O chamado «argumento económico» sobre o refendo ao aborto não se limita, ao contrário do que pretendem os seus detractores, a uma mera contabilidade de deve e haver sobre os benefícios e os prejuízos das medidas propostas pelo governo sobre a sua inclusão no SNS. Ele comporta essa e outras dimensões que o governo não tomou em devida conta e devia ter tomado. As seguintes, a saber:
1. Económica. Num país que se debate com falta de meios para quase tudo, em que, particularmente, a saúde tem vindo a ser descurada pelos sucessivos governos, seja ao nível da prevenção, seja ao nível da assistência, não parece uma prioridade de saúde pública canalizar verbas para a prática gratuita do aborto. Só nesta última semana, discutiram-se a falta de meios de emergência e socorro no Alentejo, onde existe um único veículo de emergência médica para toda a região, e a não inclusão da nova vacina contra o cancro do útero no programa nacional de vacinação. Neste último caso, calcula-se que morra diariamente uma mulher em Portugal vítima dessa doença, cuja vacina está à venda por 480,00 euros, e, que se saiba, o Estado ainda não manifestou qualquer intenção de comparticipar nesses custos. É, por isso, difícil aceitar que o mesmo Estado que se queixa de falta de recursos para destinar à saúde, já os tenha para interromper gravidezes que não envolvam qualquer risco de saúde para a mãe ou para o feto. Não se espantem, por isso, se as pessoas forem mais sensíveis do que seria previsível a esta dimensão do problema. Não é egoísmo. É sensatez.###
2. Moral. Se aceitarmos que a decisão de abortar só pode ser tomada pela grávida e que mais ninguém deve interferir nela por dizer somente respeito à sua consciência, não podemos depois pedir ao Estado, isto é, à colectividade que ele representa, que assuma a responsabilidade de facultar os meios necessários a essa decisão. Por outro lado, se todos estamos de acordo em reconhecer que o aborto é um flagelo com sérias consequências emocionais e psíquicas para quem aborta, e que ele representa uma decisão-limite própria de quem não pode encarar outra senão essa, então, dificilmente poderemos sustentar um sistema que levará inevitavelmente ao facilitismo, ao laxismo e à desresponsabilização. Dito de outro modo, o assistencialismo do Estado fará com que as pessoas, sobretudo as mais jovens, olhem para o aborto como um vulgar acto médico sem repercussões pessoais, e não com uma decisão individual que quase certamente comportará consequências complexas para quem o decide enfrentar. O Estado não deverá perseguir, julgar e condenar quem aborta: é uma atitude liberal. O Estado deve apoiar financeiramente quem quer abortar: é uma atitude socialista.

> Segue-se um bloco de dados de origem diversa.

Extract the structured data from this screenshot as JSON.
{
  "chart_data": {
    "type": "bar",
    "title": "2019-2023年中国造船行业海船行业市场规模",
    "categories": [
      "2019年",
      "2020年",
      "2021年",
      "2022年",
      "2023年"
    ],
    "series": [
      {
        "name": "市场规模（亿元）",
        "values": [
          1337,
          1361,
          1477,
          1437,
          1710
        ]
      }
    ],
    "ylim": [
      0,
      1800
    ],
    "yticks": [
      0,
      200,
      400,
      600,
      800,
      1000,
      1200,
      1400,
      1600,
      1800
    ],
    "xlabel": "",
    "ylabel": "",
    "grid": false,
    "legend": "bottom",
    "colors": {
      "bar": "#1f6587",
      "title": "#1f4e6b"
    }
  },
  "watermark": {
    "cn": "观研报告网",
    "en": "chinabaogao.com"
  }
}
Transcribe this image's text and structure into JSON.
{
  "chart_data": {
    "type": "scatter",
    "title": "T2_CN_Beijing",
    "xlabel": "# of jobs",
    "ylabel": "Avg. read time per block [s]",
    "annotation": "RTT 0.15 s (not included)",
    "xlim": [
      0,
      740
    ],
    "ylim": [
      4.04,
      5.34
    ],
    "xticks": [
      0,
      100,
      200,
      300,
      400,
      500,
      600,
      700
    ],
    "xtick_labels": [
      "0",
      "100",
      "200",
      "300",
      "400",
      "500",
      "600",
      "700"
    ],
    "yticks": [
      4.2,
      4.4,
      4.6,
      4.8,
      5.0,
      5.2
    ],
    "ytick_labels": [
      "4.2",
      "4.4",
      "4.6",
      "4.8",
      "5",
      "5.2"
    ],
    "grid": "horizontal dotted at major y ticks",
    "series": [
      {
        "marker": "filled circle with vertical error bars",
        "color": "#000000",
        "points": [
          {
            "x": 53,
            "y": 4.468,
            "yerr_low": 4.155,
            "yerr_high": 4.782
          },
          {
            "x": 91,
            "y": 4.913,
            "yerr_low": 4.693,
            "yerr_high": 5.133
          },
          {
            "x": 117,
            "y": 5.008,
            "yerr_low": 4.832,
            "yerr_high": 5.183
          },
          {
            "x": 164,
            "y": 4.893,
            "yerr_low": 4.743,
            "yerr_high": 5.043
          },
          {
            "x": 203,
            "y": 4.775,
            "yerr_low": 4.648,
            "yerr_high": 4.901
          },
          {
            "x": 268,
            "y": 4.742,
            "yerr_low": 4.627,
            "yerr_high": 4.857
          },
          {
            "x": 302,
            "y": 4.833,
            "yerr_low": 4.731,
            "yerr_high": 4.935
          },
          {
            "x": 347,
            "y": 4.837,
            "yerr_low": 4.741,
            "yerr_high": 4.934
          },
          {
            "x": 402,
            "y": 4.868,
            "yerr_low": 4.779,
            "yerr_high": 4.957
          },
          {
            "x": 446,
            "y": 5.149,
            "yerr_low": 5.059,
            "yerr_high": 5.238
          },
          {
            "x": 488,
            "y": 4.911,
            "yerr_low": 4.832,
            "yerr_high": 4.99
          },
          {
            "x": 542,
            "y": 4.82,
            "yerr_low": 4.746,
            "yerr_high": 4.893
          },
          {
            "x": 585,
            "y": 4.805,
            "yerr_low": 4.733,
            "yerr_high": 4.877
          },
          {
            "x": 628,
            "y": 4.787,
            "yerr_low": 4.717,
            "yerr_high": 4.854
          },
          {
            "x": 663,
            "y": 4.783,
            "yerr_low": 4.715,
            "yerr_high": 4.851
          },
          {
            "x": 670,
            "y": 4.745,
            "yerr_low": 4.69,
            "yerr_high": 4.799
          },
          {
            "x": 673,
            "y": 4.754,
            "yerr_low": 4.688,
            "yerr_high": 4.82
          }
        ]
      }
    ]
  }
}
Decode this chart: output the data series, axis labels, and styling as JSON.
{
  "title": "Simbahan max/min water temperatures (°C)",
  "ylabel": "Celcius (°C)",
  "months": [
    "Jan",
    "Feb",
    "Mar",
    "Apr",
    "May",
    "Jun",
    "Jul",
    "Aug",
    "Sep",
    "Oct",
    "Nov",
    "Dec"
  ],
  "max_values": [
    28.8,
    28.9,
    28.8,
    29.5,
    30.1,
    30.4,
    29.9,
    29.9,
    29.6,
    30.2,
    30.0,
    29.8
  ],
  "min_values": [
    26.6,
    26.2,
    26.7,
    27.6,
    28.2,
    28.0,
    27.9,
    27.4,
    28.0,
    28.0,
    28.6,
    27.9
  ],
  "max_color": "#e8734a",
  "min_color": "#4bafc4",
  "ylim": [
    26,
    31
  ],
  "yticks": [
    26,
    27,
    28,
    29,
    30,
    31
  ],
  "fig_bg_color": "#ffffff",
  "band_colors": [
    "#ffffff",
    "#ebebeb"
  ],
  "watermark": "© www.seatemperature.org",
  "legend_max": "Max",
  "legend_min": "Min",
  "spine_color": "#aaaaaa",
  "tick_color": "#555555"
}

3. Ideológica. «Máxima liberdade, máxima responsabilidade» é o que os liberais pensam da relação do indivíduo com a esfera pública, isto é, com o Estado. Não é, portanto, simultaneamente sustentável arguir-se a despenalização do aborto por razões de consciência individual da mãe e pretender que seja o Estado a responsabilizar-se por essa decisão. Faz lembrar um pouco aquela ancestral reclamação sobre a qualidade dos nossos empresários, de que estão sempre a queixar-se do Estado e a pedir-lhe sustento. Obviamente que se reclamamos que o Estado não deva punir quem aborta por se tratar, única e exclusivamente de uma decisão que só diz respeito à mãe, não podemos no momento imediatamente seguinte pretender responsabilizar a comunidade por essa decisão. São coisas diferentes, decisões distintas e que não deveriam ter sido confundidas, como o estão a ser.
Conclusão. Esta proposta sobre a lei do aborto é socialista. Resulta de uma visão sobre a natureza e das funções do Estado e do indivíduo que não é liberal. Não devemos levar isso a mal, porque todos temos direito a defender aquilo em que acreditamos. Mas, também, quem for convictamente liberal, não o poderá ignorar. Teria sido, portanto, mais compreensível que o governo tivesse legislado sobre o assunto como entendesse (tinha legitimidade política para isso), em vez de se ter escudado num referendo que nos envolverá a todos e que, ainda por cima, não anuncia com clareza a plenitude das consequências de cada uma das decisões em causa. Se tivesse decidido por via legislativa, daqui por algum tempo, em próximas eleições legislativas, um novo governo poderia alterá-las. Aparecendo elas na dependência do referendo, terá inevitavelmente que as submeter a um outro referendo, o que é impensável. Cada um que retire daqui as conclusões que entender.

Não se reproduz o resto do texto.